The Psychiatrists analysis of Josef Fritzl
Adelheid Kastner, in her psychiatric evaluation before to the legal trial, determines that he has a major sexual disorder as well as a severe mixed personality disorder. The current issue includes an overwhelming desire to exercise power, including the desire to dominate, control, and possess another person; violent sexual fantasies involving death; rape; and dominance; a serial rapist who raped two women and his biological daughter; repeated exposure to indecent images of women in public; and more.
The case is examined using the biopsychosocial model, and it appears that the psychoanalytic perspective is the most appropriate way to approach the problem. This school, founded by Sigmund Freud and based on his observations of his clients, holds that the unconscious, which includes repressed memories of traumatic life events from childhood, is the primary source of all conflict. The unconscious contains all undesirable feelings, desires, and thoughts. These desires cause anxiety and a host of other psychological issues when they pose a threat of becoming conscious. Modern psychotherapy, which entails assisting the client in developing insight into his or her behaviours, is mostly based on psychoanalysis, the theory and therapy based on Freud’s theories.
Joseph Fritzl’s misbehaviour was a result of his difficult upbringing, which included a mother who did not love him, who frequently beat him and left him alone for long periods of time. He consequently acquired an ambivalent attachment style towards his mother, which had additional effects on his relationships as an adult. Fritzl’s children were never able to build a strong bond with him, and he conducted his home like a military boot camp, insisting that they address him as “sir” at all times and frequently hitting them. He raised his kids in the same manner in which he was brought up. He felt the need to make up for the years that his mother had oppressed him, and he satisfied that urge by raping women in addition to controlling and dominating his wife and kids. Additionally, because of his violent mother, he was genetically inclined to seeing and behaving abusively. Aside from this, his early life was tormented and haunted by a terrible social context to relate to, meaning he might have displayed a lack of respect or even a tad of ignorance for the feelings and attitudes of others. Additionally, one significant event occurred when his urinary tract infection went untreated for a protracted length of time due to a lack of money. As a result, he began to feel helpless and grow angry with his mother.

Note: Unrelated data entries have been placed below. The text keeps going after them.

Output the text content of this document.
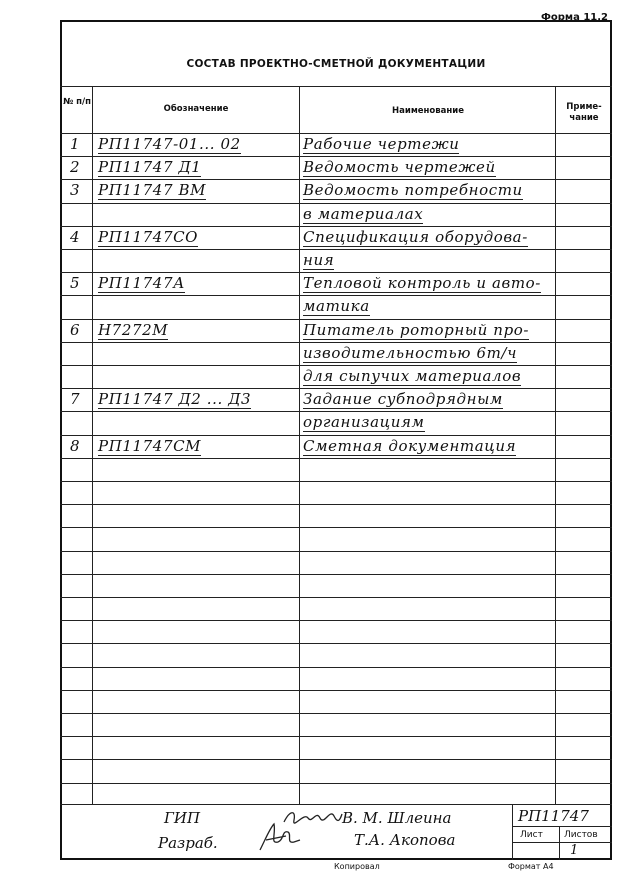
Форма 11.2
СОСТАВ ПРОЕКТНО-СМЕТНОЙ ДОКУМЕНТАЦИИ
№ п/п
Обозначение	Наименование	Приме-чание
1 РП11747-01... 02	Рабочие чертежи
2 РП11747 Д1	Ведомость чертежей
3 РП11747 ВМ	Ведомость потребности
в материалах
4 РП11747СО	Спецификация оборудова-
ния
5 РП11747А	Тепловой контроль и авто-
матика
6 Н7272М	Питатель роторный про-
изводительностью 6т/ч
для сыпучих материалов
7 РП11747 Д2 ... Д3	Задание субподрядным
организациям
8 РП11747СМ	Сметная документация
ГИП	В. М. Шлеина
Разраб.	Т.А. Акопова
РП11747
Лист Листов
1
Копировал	Формат А4
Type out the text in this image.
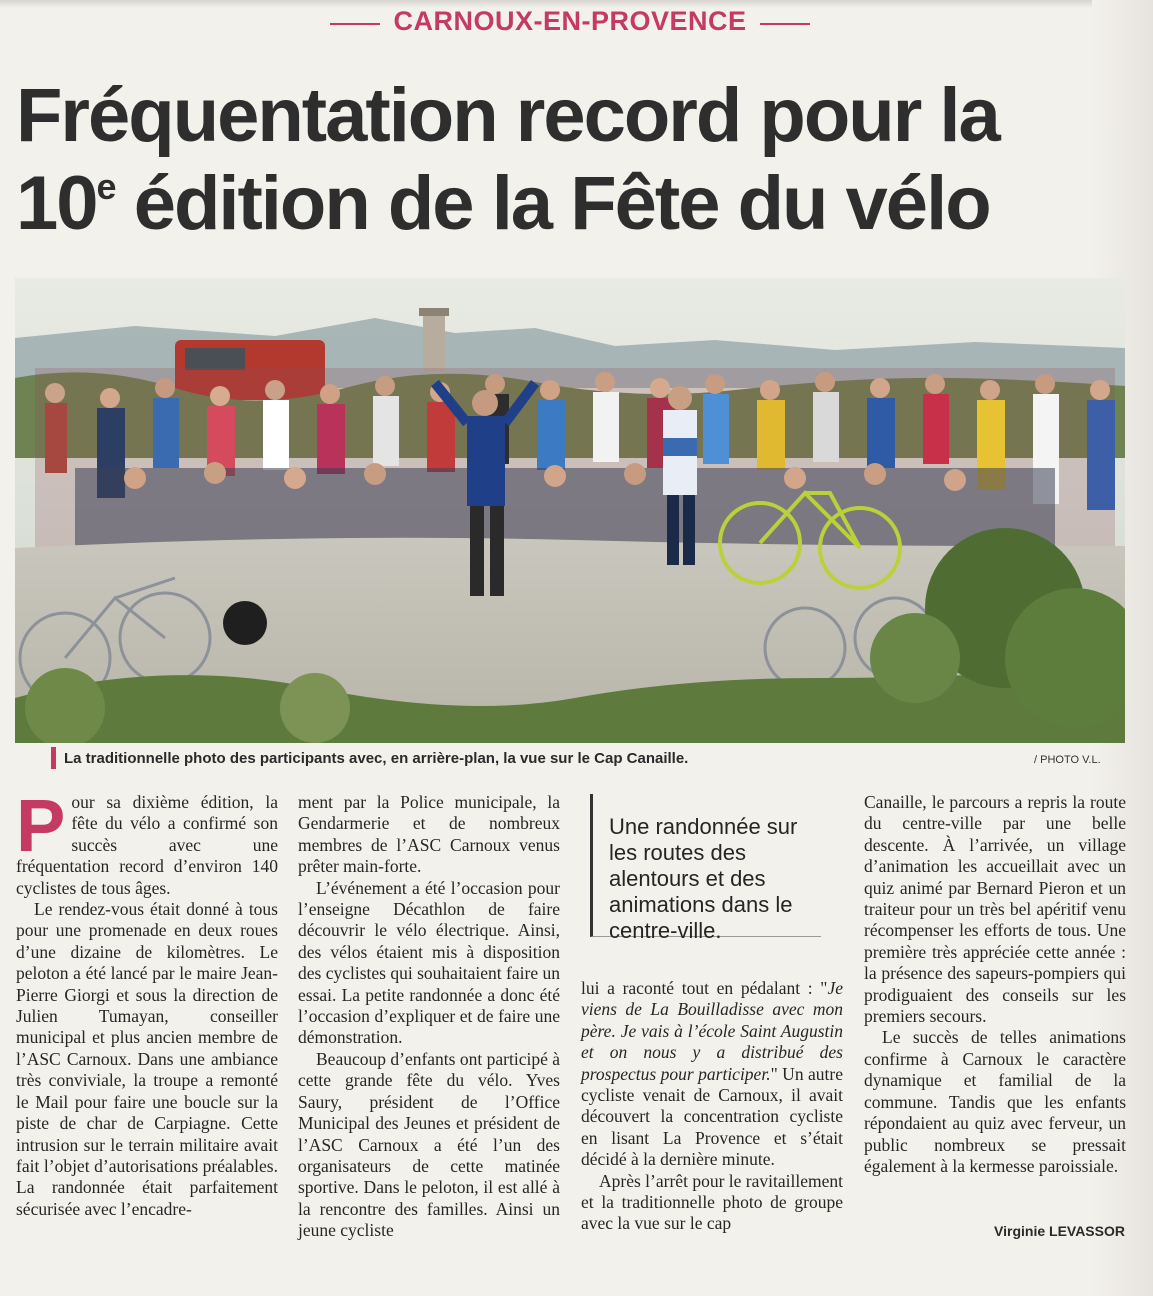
CARNOUX-EN-PROVENCE
Fréquentation record pour la
10e édition de la Fête du vélo
La traditionnelle photo des participants avec, en arrière-plan, la vue sur le Cap Canaille.	/ PHOTO V.L.

Pour sa dixième édition, la fête du vélo a confirmé son succès avec une fréquentation record d’environ 140 cyclistes de tous âges.

Le rendez-vous était donné à tous pour une promenade en deux roues d’une dizaine de kilomètres. Le peloton a été lancé par le maire Jean-Pierre Giorgi et sous la direction de Julien Tumayan, conseiller municipal et plus ancien membre de l’ASC Carnoux. Dans une ambiance très conviviale, la troupe a remonté le Mail pour faire une boucle sur la piste de char de Carpiagne. Cette intrusion sur le terrain militaire avait fait l’objet d’autorisations préalables. La randonnée était parfaitement sécurisée avec l’encadre-

ment par la Police municipale, la Gendarmerie et de nombreux membres de l’ASC Carnoux venus prêter main-forte.

L’événement a été l’occasion pour l’enseigne Décathlon de faire découvrir le vélo électrique. Ainsi, des vélos étaient mis à disposition des cyclistes qui souhaitaient faire un essai. La petite randonnée a donc été l’occasion d’expliquer et de faire une démonstration.

Beaucoup d’enfants ont participé à cette grande fête du vélo. Yves Saury, président de l’Office Municipal des Jeunes et président de l’ASC Carnoux a été l’un des organisateurs de cette matinée sportive. Dans le peloton, il est allé à la rencontre des familles. Ainsi un jeune cycliste

Une randonnée sur les routes des alentours et des animations dans le centre-ville.

lui a raconté tout en pédalant : "Je viens de La Bouilladisse avec mon père. Je vais à l’école Saint Augustin et on nous y a distribué des prospectus pour participer." Un autre cycliste venait de Carnoux, il avait découvert la concentration cycliste en lisant La Provence et s’était décidé à la dernière minute.

Après l’arrêt pour le ravitaillement et la traditionnelle photo de groupe avec la vue sur le cap

Canaille, le parcours a repris la route du centre-ville par une belle descente. À l’arrivée, un village d’animation les accueillait avec un quiz animé par Bernard Pieron et un traiteur pour un très bel apéritif venu récompenser les efforts de tous. Une première très appréciée cette année : la présence des sapeurs-pompiers qui prodiguaient des conseils sur les premiers secours.

Le succès de telles animations confirme à Carnoux le caractère dynamique et familial de la commune. Tandis que les enfants répondaient au quiz avec ferveur, un public nombreux se pressait également à la kermesse paroissiale.

Virginie LEVASSOR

He also grew to hate his father and to worship and love his mother as a result of the absence of a father figure (his father was kicked out of the family by the mother) in his youth. He started to have an Oedipus complex towards his mother. Sigmund Freud (1899) coined the term “Oedipal complex” to refer to a child’s feelings of yearning for his or her opposite-sex parent and of envy and resentment against his or her same-sex parent. However, the absence of a father figure prevented the development of a mature sexual identity, which would have resulted from successfully completing the stage of identifying with the same-sex parent. He became “mother-fixated” as a result of his fixation on the stage. Since Elizabeth reminded him of his mother, perhaps this was a significant role in him choosing to rape her rather than any of his other children. If she ever ventured to wear makeup or attire that he deemed to be sexually provocative, he would savagely punish her and he was possessive of her. The way his mother had raised him, he had treated her in the same way. There was also a noticeable displacement onto Elizabeth. Despite his love and sexual attraction for his mother, Fritzl harboured bitter feelings for her as a result of her ongoing mistreatment and violence. He nevertheless forced his unfavourable emotions into his unconsciousness because of his strong love and societal expectations. He employed displacement (Freud, 1936) as a coping strategy to deal with the ensuing anxiety, using Elizabeth as a stand-in for the mother. He projected his sexual and racial rage onto Elizabeth because he knew she couldn’t resist.
As a result, his ongoing sexual inclinations served as a motivating element for him. He had continued to express his repressed emotions primarily through violent sex. He experienced a sense of authority and power via raping women, which were previously lacking in his life. He was able to satisfy his violent and deviant sexual needs by locking Elizabeth in the cellar and raping her there without having to worry about consequences.
However, he employed repression as a defence mechanism to shield himself from the harmful elements (Freud, 1936). Repression is a subconscious strategy used by the ego to prevent unsettling or dangerous thoughts from entering consciousness. The kinds of thoughts that might make the superego feel guilty are frequently suppressed. In this instance, as stated by Adelheid Kastner, he developed coping mechanisms to learn to deal with life, such as “pushing his feelings into the cellar of his soul”. She explained that he had “much of the volcano about him” and that sex abuse had been the major way he had let out his suppressed emotions. He was able to operate effectively in society and even had positive relationships with his neighbours as a result. His excellent physical condition also helped with this.
Finally, it is recommended that Fritzl undergo psychoanalytic therapy in order to gain insight into his deeply hidden thoughts and repressed experiences and emotions from his abusive and traumatic childhood that can be brought to the surface and examined. This is based on the symptomology as well as analysis. Techniques include free association, dream analysis, transference analysis, and others.